Tras dos años marcados por la contención, el 2025 se consolidó como el periodo de reajuste y recuperación moderada para el consumo en Colombia. Según el informe de cierre anual proporcionado por Raddar, los hogares colombianos retomaron la senda del crecimiento en su gasto real, registrando variaciones positivas que se estabilizaron en un 1,82% durante el cuarto trimestre del año pasado.

Esta recuperación fue especialmente evidente en las categorías no esenciales y de bienes postergables.
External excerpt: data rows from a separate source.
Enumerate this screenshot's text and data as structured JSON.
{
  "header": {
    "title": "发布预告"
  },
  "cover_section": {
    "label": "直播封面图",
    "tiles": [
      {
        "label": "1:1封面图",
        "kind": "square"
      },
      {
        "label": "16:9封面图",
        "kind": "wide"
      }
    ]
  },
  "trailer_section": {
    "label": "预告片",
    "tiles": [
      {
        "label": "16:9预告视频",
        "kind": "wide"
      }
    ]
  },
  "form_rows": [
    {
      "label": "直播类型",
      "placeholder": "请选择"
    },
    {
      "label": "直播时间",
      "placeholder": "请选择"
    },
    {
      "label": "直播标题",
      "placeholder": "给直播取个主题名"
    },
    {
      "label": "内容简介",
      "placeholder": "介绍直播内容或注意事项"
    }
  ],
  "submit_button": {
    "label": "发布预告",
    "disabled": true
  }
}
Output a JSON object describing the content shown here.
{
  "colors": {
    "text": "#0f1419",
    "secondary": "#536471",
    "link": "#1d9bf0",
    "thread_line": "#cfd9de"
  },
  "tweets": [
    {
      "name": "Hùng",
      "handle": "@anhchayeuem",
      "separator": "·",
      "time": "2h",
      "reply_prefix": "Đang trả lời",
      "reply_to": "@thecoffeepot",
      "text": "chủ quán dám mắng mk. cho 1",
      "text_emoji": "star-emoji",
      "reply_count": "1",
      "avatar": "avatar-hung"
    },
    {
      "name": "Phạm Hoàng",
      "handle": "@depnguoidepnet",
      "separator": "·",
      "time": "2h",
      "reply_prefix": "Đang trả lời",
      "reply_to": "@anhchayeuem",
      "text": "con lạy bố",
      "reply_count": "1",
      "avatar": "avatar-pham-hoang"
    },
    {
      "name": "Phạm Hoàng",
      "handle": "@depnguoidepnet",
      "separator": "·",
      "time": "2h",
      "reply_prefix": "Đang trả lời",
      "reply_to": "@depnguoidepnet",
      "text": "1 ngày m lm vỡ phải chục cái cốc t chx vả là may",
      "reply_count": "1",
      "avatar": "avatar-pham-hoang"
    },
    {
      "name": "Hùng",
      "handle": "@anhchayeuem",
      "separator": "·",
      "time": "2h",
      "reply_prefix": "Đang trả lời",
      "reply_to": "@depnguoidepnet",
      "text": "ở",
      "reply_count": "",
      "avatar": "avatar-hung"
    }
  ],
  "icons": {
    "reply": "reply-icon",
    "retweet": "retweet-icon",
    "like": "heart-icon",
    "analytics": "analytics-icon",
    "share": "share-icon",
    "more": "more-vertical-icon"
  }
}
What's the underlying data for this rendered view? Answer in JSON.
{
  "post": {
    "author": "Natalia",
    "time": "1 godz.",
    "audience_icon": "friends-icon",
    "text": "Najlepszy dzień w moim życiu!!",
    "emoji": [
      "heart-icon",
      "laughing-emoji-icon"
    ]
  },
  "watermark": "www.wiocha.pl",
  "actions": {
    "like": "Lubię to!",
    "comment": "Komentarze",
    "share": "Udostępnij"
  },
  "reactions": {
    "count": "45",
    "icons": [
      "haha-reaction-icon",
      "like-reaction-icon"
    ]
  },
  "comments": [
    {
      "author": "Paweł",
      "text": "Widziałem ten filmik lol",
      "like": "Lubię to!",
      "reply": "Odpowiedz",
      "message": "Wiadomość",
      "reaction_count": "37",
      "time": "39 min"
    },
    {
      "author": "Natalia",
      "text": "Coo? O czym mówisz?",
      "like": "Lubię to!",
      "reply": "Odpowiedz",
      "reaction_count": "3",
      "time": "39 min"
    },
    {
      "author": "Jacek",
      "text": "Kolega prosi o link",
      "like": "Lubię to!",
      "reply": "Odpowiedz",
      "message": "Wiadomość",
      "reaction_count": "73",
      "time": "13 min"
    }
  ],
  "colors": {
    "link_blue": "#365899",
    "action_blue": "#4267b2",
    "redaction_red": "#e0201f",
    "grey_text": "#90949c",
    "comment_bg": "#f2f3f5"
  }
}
Mientras que el gasto en alimentos para el hogar creció un 2,86%, sectores como la moda y el entretenimiento experimentaron repuntes más agresivos del 6,46% y 5,14%, respectivamente.

Este fenómeno sugiere que los consumidores han iniciado un nuevo ciclo de gasto, priorizando la renovación de bienes durables y semidurables que habían sido sacrificados durante la etapa de alta inflación previa.

En el ámbito laboral, el Gobierno fijó el salario mínimo de 2025 con un aumento del 23% respecto al año anterior. Al situar el salario base (sin subsidios) en aproximadamente 478 dólares, Colombia se posicionó con uno de los ingresos mínimos más altos de la región en términos cambiarios.

No obstante, este ajuste ha generado un intenso debate técnico sobre la inflación proyectada para el cierre de 2026, la cual se estima podría rondar el 6,3%.

En este contexto, el crédito de consumo actuó como el principal combustible de la demanda, representando el 25,6% de las fuentes de gasto de los hogares y superando los niveles de años previos.

Sin embargo, para los líderes del retail el panorama exige cautela: aunque el gasto total agregado es mayor, el gasto real por persona aún muestra un rezago frente a periodos anteriores, lo que indica que el volumen de compra individual sigue bajo presión. Además, el aumento en el servicio a la deuda, que alcanzó un 16,6%, ha comenzado a presionar los ingresos disponibles de las familias.

Geográficamente, el motor del crecimiento se ha desplazado de las capitales tradicionales hacia ciudades intermedias como Neiva, Montería y Cartagena. Estas regiones lideraron el incremento del gasto real con variaciones superiores al 3,5%, impulsadas por la producción cafetera, el auge del turismo y un crecimiento de precios más moderado en comparación con Bogotá o Bucaramanga.

Para las estrategias de expansión en 2026, estos mercados se perfilan como nichos de oportunidad crítica donde la confianza del consumidor es más sólida. El gran reto para el sector será mantener este dinamismo sin que el sobreendeudamiento frene la intención de compra a largo plazo.